Luc Gommans/ blog

661 MiB of mobile data used across 4 years, and other Nokia statistics

Written on 2021-05-19

As a teen I had a Nokia 6230i. You know: color screen, voice recognition, GPRS data, proprietary earbud connector, no-screwdriver-needed replaceable cover in case you sat on it and the screen cover cracked -- or just in case you wanted a red cover instead of a silver one.

It kept some statistics that I found interesting. I think I used the phone from roughly 2006--2010.

It would start GPRS only when needed, like when opening the browser. This browser had no CSS support, let alone JavaScript. But I could still control my desktop at home through LogMeIn because it just showed a picture of the screen and depending on which part of the picture you clicked, it would click there on the desktop. This must have used either a lot of tiny images with individual links, or image maps (remember those? This HTML course is where I learned about them).

Now for the statistics:

A number of speech labels were defined for mainly family members. I sound like a little girl. They might be my oldest recordings; I certainly don't know of any older ones and these are non-exportable. In case you don't know what I'm talking about: it allowed you to record a short clip for each contact, for example "call mom", and with a hotkey you could then have it listen to and recognize what you said.

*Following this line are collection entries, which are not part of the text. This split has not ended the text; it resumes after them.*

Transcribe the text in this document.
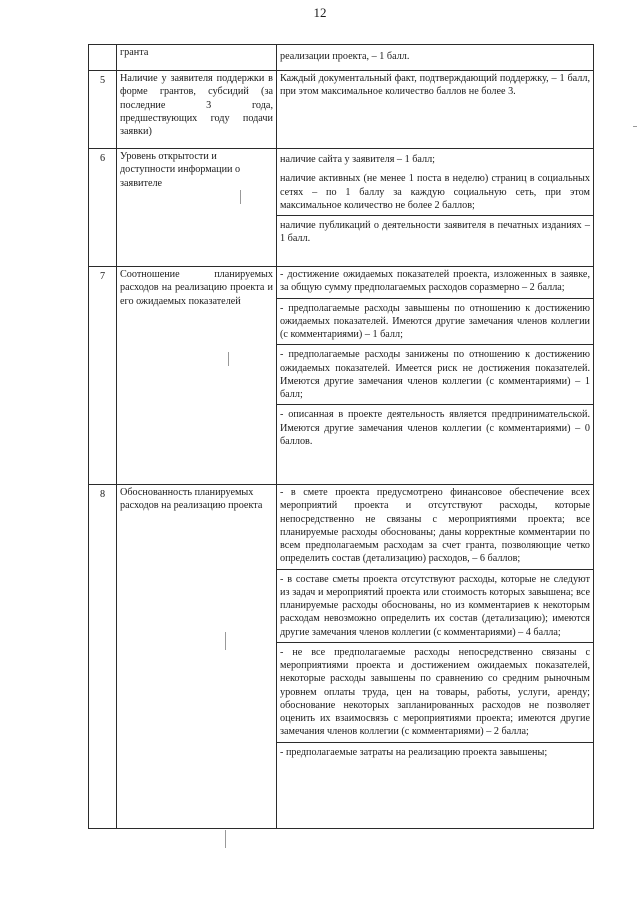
12
	гранта	реализации проекта, – 1 балл.

5	Наличие у заявителя поддержки в форме грантов, субсидий (за последние 3 года, предшествующих году подачи заявки)	Каждый документальный факт, подтверждающий поддержку, – 1 балл, при этом максимальное количество баллов не более 3.

6	Уровень открытости и доступности информации о заявителе	наличие сайта у заявителя – 1 балл;

наличие активных (не менее 1 поста в неделю) страниц в социальных сетях – по 1 баллу за каждую социальную сеть, при этом максимальное количество не более 2 баллов;

наличие публикаций о деятельности заявителя в печатных изданиях – 1 балл.

7	Соотношение планируемых расходов на реализацию проекта и его ожидаемых показателей	- достижение ожидаемых показателей проекта, изложенных в заявке, за общую сумму предполагаемых расходов соразмерно – 2 балла;

- предполагаемые расходы завышены по отношению к достижению ожидаемых показателей. Имеются другие замечания членов коллегии (с комментариями) – 1 балл;

- предполагаемые расходы занижены по отношению к достижению ожидаемых показателей. Имеется риск не достижения показателей. Имеются другие замечания членов коллегии (с комментариями) – 1 балл;

- описанная в проекте деятельность является предпринимательской. Имеются другие замечания членов коллегии (с комментариями) – 0 баллов.

8	Обоснованность планируемых расходов на реализацию проекта	- в смете проекта предусмотрено финансовое обеспечение всех мероприятий проекта и отсутствуют расходы, которые непосредственно не связаны с мероприятиями проекта; все планируемые расходы обоснованы; даны корректные комментарии по всем предполагаемым расходам за счет гранта, позволяющие четко определить состав (детализацию) расходов, – 6 баллов;

- в составе сметы проекта отсутствуют расходы, которые не следуют из задач и мероприятий проекта или стоимость которых завышена; все планируемые расходы обоснованы, но из комментариев к некоторым расходам невозможно определить их состав (детализацию); имеются другие замечания членов коллегии (с комментариями) – 4 балла;

- не все предполагаемые расходы непосредственно связаны с мероприятиями проекта и достижением ожидаемых показателей, некоторые расходы завышены по сравнению со средним рыночным уровнем оплаты труда, цен на товары, работы, услуги, аренду; обоснование некоторых запланированных расходов не позволяет оценить их взаимосвязь с мероприятиями проекта; имеются другие замечания членов коллегии (с комментариями) – 2 балла;

- предполагаемые затраты на реализацию проекта завышены;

I'm curious how it worked. Probably there's a patent about it, this was a 2006 bigcorp after all. Surely this device couldn't do machine learning, so maybe it did some frequency analysis with FFT? Or a simple ML after all? I don't know whether a small neural net gives proportionally worse results than a big one or if it's logarithmic and a very small net basically just generates random results. The feature definitely worked better than random; the detection was clearly functional, even if it wasn't good at ignoring noise and the match needed to be fairly precise. And you couldn't record more than one clip per contact, so no variations! Be exact, human!

Update: FFT seems to indeed be the answer. Thanks to Alex Hajnal for sharing his experience coding voice recognition on an Atari ST!